Geçtiğimiz hafta Mısır’da beş kız çocuğu olan Saad Şemerden üç kızını Nil nehrinde boğarak öldürdü. Evden kızlarını nehirde gezdireceğini söyleyerek çıkan baba eve yalnız geldi. Eve döndüğünde kızların ablası babasına kardeşlerinin nerede olduğunu sordu. Baba da yanıt olarak, “size bakabilmek için onları sattım, ileriki bir yaşta geri gelecekler” dedi. Daha sonra ablaları polise haber verdi ve baba tutuklandı. Baba polise kızlarını Nil nehrine sokarak boğduğunu itiraf etti. Bu satırları okurken duyarlı bir insanın kanının donmaması mümkün değil. İşte biz böyle bir dünyada yaşıyoruz. Bir baba bunu nasıl yapabilir diye kendi kendimize soruyoruz. Bu kişi bir baba, bir insan olamaz diyoruz. Ama bu babayı, bu insanı bu hale getiren nedir diye sormuyoruz. Şimdi ben soruyorum, bu babayı böylesi bir çılgınlığa iten nedir acaba? Bunu yaptıran içinde yaşadığımız lanet olası kapitalizmden başkası değildir. Bu sistem nice insanı yoksulluğa, açlığa sürüklüyor ve kendi çocuklarını öldürecek kadar insanlıktan çıkartıyor. Ama bizler suçu kimde buluyoruz? Suçu tek tek insanlarda bulmak yerine, bu insanları bu hale getiren kapitalizmde bulmalıyız.

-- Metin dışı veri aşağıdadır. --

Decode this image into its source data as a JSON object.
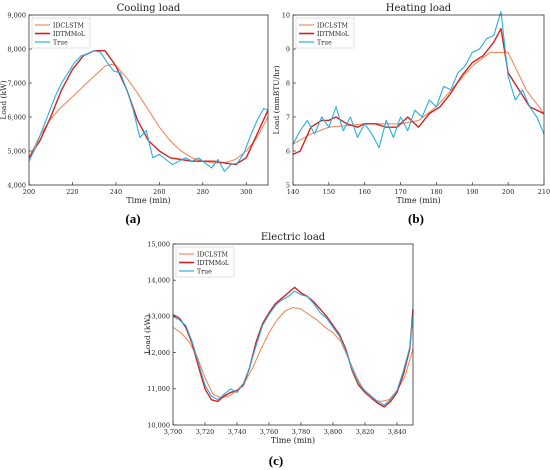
{
  "legend_labels": [
    "IDCLSTM",
    "IDTMMoL",
    "True"
  ],
  "series_colors": {
    "IDCLSTM": "#f08a5d",
    "IDTMMoL": "#d62020",
    "True": "#28aee0"
  },
  "chart_data": [
    {
      "type": "line",
      "title": "Cooling load",
      "xlabel": "Time (min)",
      "ylabel": "Load (kW)",
      "caption": "(a)",
      "xlim": [
        200,
        310
      ],
      "ylim": [
        4000,
        9000
      ],
      "xticks": [
        200,
        220,
        240,
        260,
        280,
        300
      ],
      "xtick_labels": [
        "200",
        "220",
        "240",
        "260",
        "280",
        "300"
      ],
      "yticks": [
        4000,
        5000,
        6000,
        7000,
        8000,
        9000
      ],
      "ytick_labels": [
        "4,000",
        "5,000",
        "6,000",
        "7,000",
        "8,000",
        "9,000"
      ],
      "legend_position": "top-left",
      "series": [
        {
          "name": "IDCLSTM",
          "x": [
            200,
            205,
            210,
            215,
            220,
            225,
            230,
            235,
            238,
            240,
            245,
            250,
            255,
            260,
            265,
            270,
            275,
            280,
            285,
            290,
            295,
            300,
            305,
            310
          ],
          "y": [
            4800,
            5450,
            5950,
            6300,
            6600,
            6900,
            7200,
            7500,
            7550,
            7500,
            7150,
            6700,
            6200,
            5700,
            5300,
            5000,
            4800,
            4700,
            4650,
            4650,
            4750,
            5000,
            5400,
            6000
          ]
        },
        {
          "name": "IDTMMoL",
          "x": [
            200,
            205,
            210,
            215,
            220,
            225,
            230,
            235,
            240,
            245,
            250,
            255,
            260,
            265,
            270,
            275,
            280,
            285,
            290,
            295,
            300,
            305,
            310
          ],
          "y": [
            4800,
            5300,
            6000,
            6800,
            7400,
            7800,
            7950,
            7950,
            7500,
            6800,
            5900,
            5300,
            5000,
            4800,
            4750,
            4700,
            4700,
            4700,
            4650,
            4600,
            4800,
            5500,
            6200
          ]
        },
        {
          "name": "True",
          "x": [
            200,
            203,
            206,
            209,
            212,
            215,
            218,
            221,
            224,
            227,
            230,
            233,
            236,
            239,
            242,
            245,
            248,
            251,
            254,
            257,
            260,
            263,
            266,
            269,
            272,
            275,
            278,
            281,
            284,
            287,
            290,
            293,
            296,
            299,
            302,
            305,
            308,
            310
          ],
          "y": [
            4700,
            5100,
            5600,
            6100,
            6600,
            7000,
            7300,
            7600,
            7800,
            7850,
            7950,
            7900,
            7600,
            7350,
            7300,
            6800,
            6200,
            5400,
            5600,
            4800,
            4900,
            4750,
            4600,
            4700,
            4800,
            4700,
            4800,
            4650,
            4500,
            4750,
            4400,
            4600,
            4650,
            4950,
            5450,
            5900,
            6250,
            6200
          ]
        }
      ]
    },
    {
      "type": "line",
      "title": "Heating load",
      "xlabel": "Time (min)",
      "ylabel": "Load (mmBTU/hr)",
      "caption": "(b)",
      "xlim": [
        140,
        210
      ],
      "ylim": [
        5,
        10
      ],
      "xticks": [
        140,
        150,
        160,
        170,
        180,
        190,
        200,
        210
      ],
      "xtick_labels": [
        "140",
        "150",
        "160",
        "170",
        "180",
        "190",
        "200",
        "210"
      ],
      "yticks": [
        5,
        6,
        7,
        8,
        9,
        10
      ],
      "ytick_labels": [
        "5",
        "6",
        "7",
        "8",
        "9",
        "10"
      ],
      "legend_position": "top-left",
      "series": [
        {
          "name": "IDCLSTM",
          "x": [
            140,
            145,
            150,
            155,
            160,
            165,
            170,
            175,
            180,
            185,
            190,
            195,
            200,
            205,
            210
          ],
          "y": [
            6.2,
            6.5,
            6.7,
            6.75,
            6.8,
            6.8,
            6.8,
            6.9,
            7.3,
            7.9,
            8.5,
            8.9,
            8.9,
            7.8,
            7.1
          ]
        },
        {
          "name": "IDTMMoL",
          "x": [
            140,
            142,
            145,
            148,
            150,
            152,
            155,
            158,
            160,
            163,
            166,
            169,
            172,
            175,
            178,
            181,
            184,
            187,
            190,
            193,
            196,
            198,
            200,
            203,
            206,
            210
          ],
          "y": [
            5.9,
            6.0,
            6.7,
            6.9,
            6.9,
            7.0,
            6.8,
            6.7,
            6.8,
            6.8,
            6.7,
            6.7,
            7.0,
            6.7,
            7.1,
            7.3,
            7.7,
            8.2,
            8.6,
            8.8,
            9.2,
            9.6,
            8.3,
            7.8,
            7.3,
            7.1
          ]
        },
        {
          "name": "True",
          "x": [
            140,
            142,
            144,
            146,
            148,
            150,
            152,
            154,
            156,
            158,
            160,
            162,
            164,
            166,
            168,
            170,
            172,
            174,
            176,
            178,
            180,
            182,
            184,
            186,
            188,
            190,
            192,
            194,
            196,
            198,
            200,
            202,
            204,
            206,
            208,
            210
          ],
          "y": [
            6.2,
            6.6,
            6.9,
            6.5,
            7.0,
            6.7,
            7.3,
            6.6,
            7.0,
            6.4,
            6.8,
            6.5,
            6.1,
            6.9,
            6.4,
            7.0,
            6.6,
            7.2,
            7.0,
            7.5,
            7.3,
            7.9,
            7.8,
            8.3,
            8.5,
            8.9,
            9.0,
            9.3,
            9.4,
            10.1,
            8.2,
            7.5,
            7.8,
            7.3,
            7.0,
            6.5
          ]
        }
      ]
    },
    {
      "type": "line",
      "title": "Electric load",
      "xlabel": "Time (min)",
      "ylabel": "Load (kW)",
      "caption": "(c)",
      "xlim": [
        3700,
        3850
      ],
      "ylim": [
        10000,
        15000
      ],
      "xticks": [
        3700,
        3720,
        3740,
        3760,
        3780,
        3800,
        3820,
        3840
      ],
      "xtick_labels": [
        "3,700",
        "3,720",
        "3,740",
        "3,760",
        "3,780",
        "3,800",
        "3,820",
        "3,840"
      ],
      "yticks": [
        10000,
        11000,
        12000,
        13000,
        14000,
        15000
      ],
      "ytick_labels": [
        "10,000",
        "11,000",
        "12,000",
        "13,000",
        "14,000",
        "15,000"
      ],
      "legend_position": "top-left",
      "series": [
        {
          "name": "IDCLSTM",
          "x": [
            3700,
            3705,
            3710,
            3715,
            3720,
            3725,
            3730,
            3735,
            3740,
            3745,
            3750,
            3755,
            3760,
            3765,
            3770,
            3775,
            3780,
            3785,
            3790,
            3795,
            3800,
            3805,
            3810,
            3815,
            3820,
            3825,
            3830,
            3835,
            3840,
            3845,
            3850
          ],
          "y": [
            12700,
            12550,
            12300,
            11900,
            11300,
            10850,
            10750,
            10800,
            10950,
            11200,
            11600,
            12100,
            12550,
            12900,
            13150,
            13250,
            13200,
            13050,
            12900,
            12700,
            12550,
            12300,
            11800,
            11300,
            10900,
            10700,
            10650,
            10700,
            10950,
            11350,
            12100
          ]
        },
        {
          "name": "IDTMMoL",
          "x": [
            3700,
            3704,
            3708,
            3712,
            3716,
            3720,
            3724,
            3728,
            3732,
            3736,
            3740,
            3744,
            3748,
            3752,
            3756,
            3760,
            3764,
            3768,
            3772,
            3776,
            3780,
            3784,
            3788,
            3792,
            3796,
            3800,
            3804,
            3808,
            3812,
            3816,
            3820,
            3824,
            3828,
            3832,
            3836,
            3840,
            3844,
            3848,
            3850
          ],
          "y": [
            13050,
            12950,
            12700,
            12250,
            11600,
            11000,
            10700,
            10650,
            10800,
            10900,
            10950,
            11100,
            11600,
            12300,
            12800,
            13100,
            13350,
            13500,
            13650,
            13800,
            13650,
            13550,
            13400,
            13200,
            13000,
            12750,
            12500,
            12100,
            11500,
            11100,
            10900,
            10750,
            10600,
            10500,
            10650,
            10900,
            11400,
            12100,
            13200
          ]
        },
        {
          "name": "True",
          "x": [
            3700,
            3704,
            3708,
            3712,
            3716,
            3720,
            3724,
            3728,
            3732,
            3736,
            3740,
            3744,
            3748,
            3752,
            3756,
            3760,
            3764,
            3768,
            3772,
            3776,
            3780,
            3784,
            3788,
            3792,
            3796,
            3800,
            3804,
            3808,
            3812,
            3816,
            3820,
            3824,
            3828,
            3832,
            3836,
            3840,
            3844,
            3848,
            3850
          ],
          "y": [
            13000,
            12900,
            12750,
            12300,
            11700,
            11100,
            10800,
            10700,
            10850,
            11000,
            10900,
            11150,
            11600,
            12200,
            12750,
            13050,
            13300,
            13450,
            13550,
            13700,
            13600,
            13550,
            13350,
            13100,
            12950,
            12700,
            12450,
            12050,
            11550,
            11150,
            10950,
            10800,
            10650,
            10550,
            10700,
            10950,
            11500,
            12150,
            13050
          ]
        }
      ]
    }
  ]
}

Kapitalist sistem devam ettikçe bu tür olaylarda büyük bir hızla devam edecektir. Artık yerimizde durmamalıyız. Kapitalist bataklığı kurutmak için bir an önce mücadele saflarında yerimizi almamız gerekiyor. Yoksa bir gün o nehirde boğulan biz de olabiliriz.